Cutting headcount in meaningful terms has been almost an impossibility for the left-leaning Guardian. Its staff would doubtless say that they don’t actually have enough people to do all the things needed, run a quality weekday paper (and online) plus the Observer on Sunday.
The trouble is, they’re producing a paper fewer and fewer people want to read. Most people look at the Guardian’s output online because (a) there’s a lot of it and (b) it’s free.
The management doesn’t help. The Guardian/Observer has an absolutely barmy pricing policy: £1.60p for an increasing undernourished Monday-Friday paper and a vertiginous £2.70p on Saturday. The Observer is £2.90p. By contrast, Rupert Murdoch’s Times is £1.20 Monday-Friday (£1.50p on Saturday) and the Sunday Times (still fat although undeniably flabby) is £2.50p. Most Times readers buy it as part of a discounted package.
The logical conclusion is that the paper edition of the Guardian will disappear; maybe that’s the only way the company can make the redundancies it clearly needs.

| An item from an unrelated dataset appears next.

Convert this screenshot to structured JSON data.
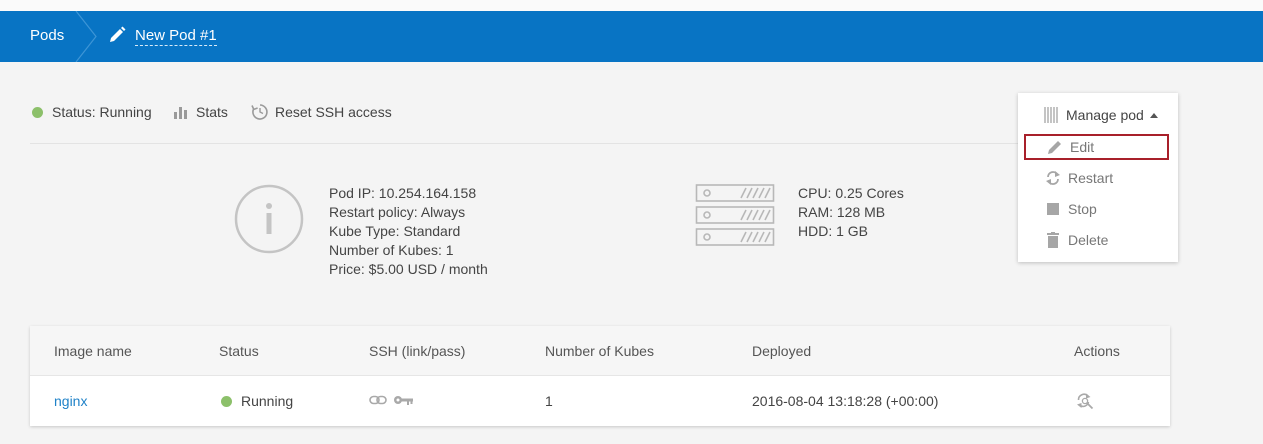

In the meantime, despite its success in gaining online readers (it’s recently opened in the US too) it is, as the FT says, burning through cash at an almost unheard-of rate.
The Guardian is run by something called The Scott Trust, whose role in life is to keep the paper going. But is it really sensible to burn your cash pile (the Guardian has about £800m from its sale of Auto Trader and this is likely to be topped up by £100m or so when another investment, Cannes owner Ascential, floats) because of some ancient commitment to what was, then, the Manchester Guardian?
The Guardian’s strategy – it doesn’t seem to have changed much under new CEO David Pemsel and editor Katharine Viner – is to keep investing in online, hoping that the ads will eventually catch up with expenditure. They would doubtless say that the existence of the paper is a key part of the Guardian ‘brand.’ But administering an annual bonfire of millions of pound notes is a strange way to operate.
Will the online strategy ever work? Last year the Guardian increased digital revenues from £68m to £82m out of total revenues of £214m. And the company still made a loss of £19m (which would have been £41m without Ascential’s contribution). So you can see how much the paper is costing (even though it brings in most of the money). We don’t know what the costs would be if the Guardian went digital only.
This digital gleam of hope, however, occurred before the rise of dreaded ‘ad blockers,’ which are devastating revenues across the online newspaper world – the more so as more people switch to accessing such products by mobile.
Somewhere in the Guardian there’s probably an online business capable of turning over £100m or so. Without a radical change of direction – and swingeing cuts – there isn’t a newspaper business.